In a significant move, China has decided to raise the retirement age for the first time since the 1950s. This change comes as the country faces an aging population and a shrinking pension fund. The decision was approved by China’s top legislative body on September 13, 2024.

Why the Change?

China’s population is aging rapidly. By 2040, almost a third of the population will be over 60 years old. This demographic shift puts a lot of pressure on the pension system. The current retirement ages in China are among the lowest in the world. Women in blue-collar jobs retire at 50, while those in white-collar jobs retire at 55. Men retire at 60.

The new plan will gradually increase the retirement age. Women in blue-collar jobs will now retire at 55, and those in white-collar jobs will retire at 58. Men will see their retirement age go up to 63.

When Will This Happen?

The changes will start from January 1, 2025. The retirement age will be raised every few months over the next 15 years. This gradual approach aims to ease the transition for workers and employers.

Impact on Workers

Many workers are worried about the new retirement age. Some feel that they will have to work longer in tough conditions. Others are concerned about finding jobs as they get older. On social media, some people expressed their frustration. One user wrote, “In the next 10 years, there will be another bill that will delay retirement until we are 80”.

However, some people expected this change. They pointed out that in many European countries, men retire at 65 or 67, and women at 60. They believe that China is following a global trend.

Economic Reasons

China’s economy has been slowing down, and the pension fund is running out of money. The Chinese Academy of Social Sciences said in 2019 that the main state pension fund would run out of money by 2035. This estimate was made before the COVID-19 pandemic, which hit China’s economy hard.

To address this issue, the new plan also includes changes to the pension policy.
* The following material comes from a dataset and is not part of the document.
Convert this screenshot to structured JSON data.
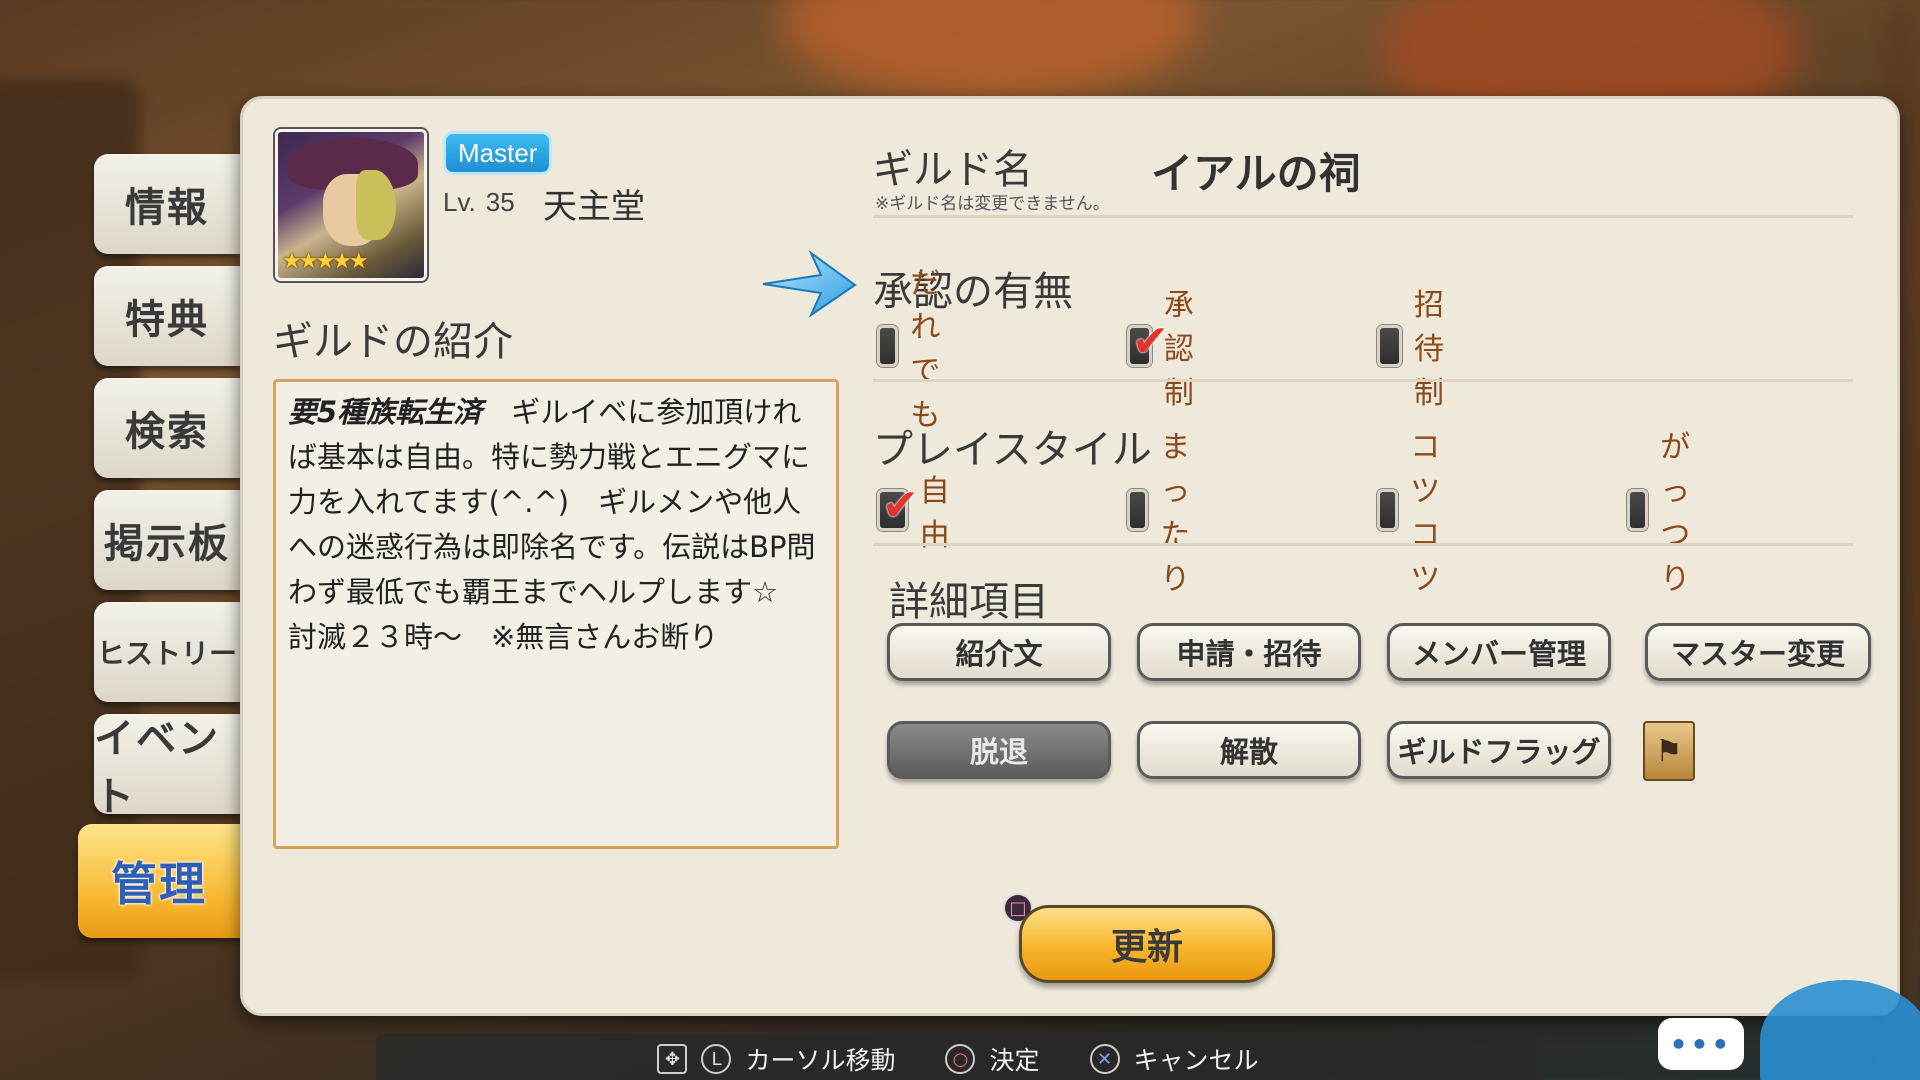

Starting in 2030, employees will have to make more contributions to the social security system to receive pensions. By 2039, they will need to have 20 years of contributions to access their pensions.

Health and Life Expectancy

The decision to raise the retirement age was based on several factors. These include the average life expectancy, health conditions, population structure, education level, and workforce supply in China. The average life expectancy in China has risen to 78.2 years.

Public Reaction

The announcement has drawn mixed reactions. Some people are unhappy and worried about the future. Others see it as a necessary step to ensure the sustainability of the pension system.

One social media user said, “What a miserable year! Middle-aged workers are faced with pay cuts and raised retirement ages. Those who are unemployed find it increasingly difficult to get jobs”. Another user commented, “This was expected, there isn’t much to discuss. Men in most European countries retire when they are 65 or 67, while women do at 60. This is going to be the trend in our country as well”.


China’s decision to raise the retirement age is a significant step in addressing the challenges of an aging population and a shrinking pension fund. While the move has sparked mixed reactions, it is seen as a necessary measure to ensure the sustainability of the pension system and the economy. The gradual implementation of the new retirement age aims to ease the transition for workers and employers alike.